View from Kaiwharawhara, across the harbour to the Hutt Valley, with the snow-capped Tararuas in the distance. Painted soon after the arrival of Pākehā, it shows Te Whanganui-a-Tara as it was when Taranaki Whanui had migrated there and established Mana Whenua over what became Wellington and the Hutt Valley.
Kaiwarawara [Kaiwharawhara], Port Nicholson Harbour, 1844, by G.F. Angas. Upper Hutt Libraries Community Archives.
The early decades of the 19th Century were a turbulent time of inter-tribal warfare for Māori. These are sometimes referred to by historians as the Musket Wars, because they were partly brought about through the de-stabilising effects of European contact in the upper North Island, including the introduction of new weaponry.
In 1820, as part of these conflicts, a tauā (war party) of Ngāti Whatua, Ngapuhi, and Ngāti Toa warriors from up north, as well as warriors from iwi in Taranaki, ventured on a raiding mission into the Te Whanganui-ā-Tara region. They travelled up the Heretaunga/Te Awa Kairangi River into the upper valley and destroyed the settlements and pa there, killing the inhabitants. Another raid followed a couple of years later. These raids marked the beginning of the end of Ngāti Ira control over Te Whanganui-ā-Tara and Heretaunga. A series of heke over the next decade and a half saw them gradually replaced by iwi migrating from Taranaki, including Te Ātiawa, Ngāti Mutunga, Ngāti Tama, Ngāti Ruanui and Taranaki (the iwi). Skirmishes were still being fought with Ngāti Ira and they were reluctant to move far up the valley as they were unsure if Ngāti Ira were living up there or if a tauā had come over into the valley from Wairarapa. People were still arriving from Taranaki in 1834.
Ngāti Toa, led by Te Rauparaha, had also migrated south during this time from their original home in Kawhia, establishing themselves as a very important regional power from their base on Kapiti Island and around Porirua Harbour.
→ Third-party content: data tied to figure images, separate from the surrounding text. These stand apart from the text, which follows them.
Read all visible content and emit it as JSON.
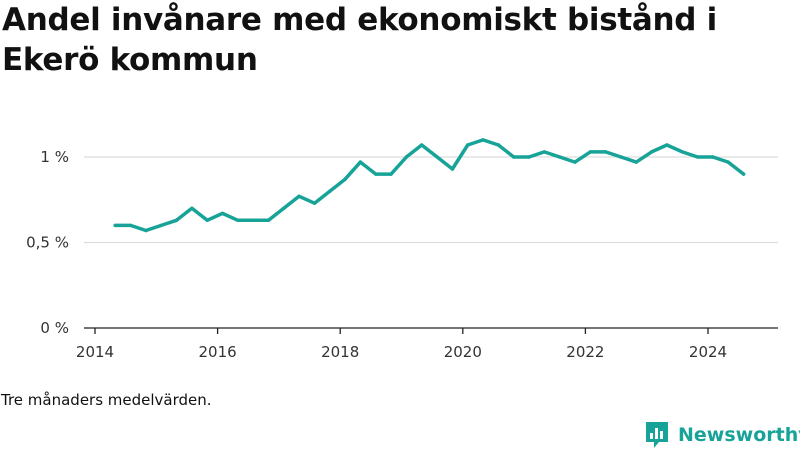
{
  "title": "Andel invånare med ekonomiskt bistånd i Ekerö kommun",
  "note": "Tre månaders medelvärden.",
  "brand": {
    "name": "Newsworthy",
    "icon": "bar-chart-icon",
    "color": "#17a398"
  },
  "chart_data": {
    "type": "line",
    "title": "Andel invånare med ekonomiskt bistånd i Ekerö kommun",
    "xlabel": "",
    "ylabel": "",
    "xlim": [
      2014,
      2025.1
    ],
    "ylim": [
      0,
      1.1
    ],
    "x_ticks": [
      2014,
      2016,
      2018,
      2020,
      2022,
      2024
    ],
    "x_tick_labels": [
      "2014",
      "2016",
      "2018",
      "2020",
      "2022",
      "2024"
    ],
    "y_ticks": [
      0,
      0.5,
      1
    ],
    "y_tick_labels": [
      "0 %",
      "0,5 %",
      "1 %"
    ],
    "grid": "horizontal",
    "series": [
      {
        "color": "#17a398",
        "points": [
          [
            2014.33,
            0.6
          ],
          [
            2014.58,
            0.6
          ],
          [
            2014.83,
            0.57
          ],
          [
            2015.08,
            0.6
          ],
          [
            2015.33,
            0.63
          ],
          [
            2015.58,
            0.7
          ],
          [
            2015.83,
            0.63
          ],
          [
            2016.08,
            0.67
          ],
          [
            2016.33,
            0.63
          ],
          [
            2016.58,
            0.63
          ],
          [
            2016.83,
            0.63
          ],
          [
            2017.08,
            0.7
          ],
          [
            2017.33,
            0.77
          ],
          [
            2017.58,
            0.73
          ],
          [
            2017.83,
            0.8
          ],
          [
            2018.08,
            0.87
          ],
          [
            2018.33,
            0.97
          ],
          [
            2018.58,
            0.9
          ],
          [
            2018.83,
            0.9
          ],
          [
            2019.08,
            1.0
          ],
          [
            2019.33,
            1.07
          ],
          [
            2019.58,
            1.0
          ],
          [
            2019.83,
            0.93
          ],
          [
            2020.08,
            1.07
          ],
          [
            2020.33,
            1.1
          ],
          [
            2020.58,
            1.07
          ],
          [
            2020.83,
            1.0
          ],
          [
            2021.08,
            1.0
          ],
          [
            2021.33,
            1.03
          ],
          [
            2021.58,
            1.0
          ],
          [
            2021.83,
            0.97
          ],
          [
            2022.08,
            1.03
          ],
          [
            2022.33,
            1.03
          ],
          [
            2022.58,
            1.0
          ],
          [
            2022.83,
            0.97
          ],
          [
            2023.08,
            1.03
          ],
          [
            2023.33,
            1.07
          ],
          [
            2023.58,
            1.03
          ],
          [
            2023.83,
            1.0
          ],
          [
            2024.08,
            1.0
          ],
          [
            2024.33,
            0.97
          ],
          [
            2024.58,
            0.9
          ]
        ]
      }
    ]
  }
}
While Ngāti Toa did not establish settlements in Upper Hutt, they too are recognised as Mana Whenua on the grounds of their participation (under Te Rauparaha) in the 1820 tauā that conquered the settlements there, along with their subsequent influence, following migration over the Upper Hutt valley that neighboured their new home.
By the arrival of the NZ Company in 1839 Ngāti Ira had been driven out and the Taranaki migrants had control of Wellington and the Hutt Valley.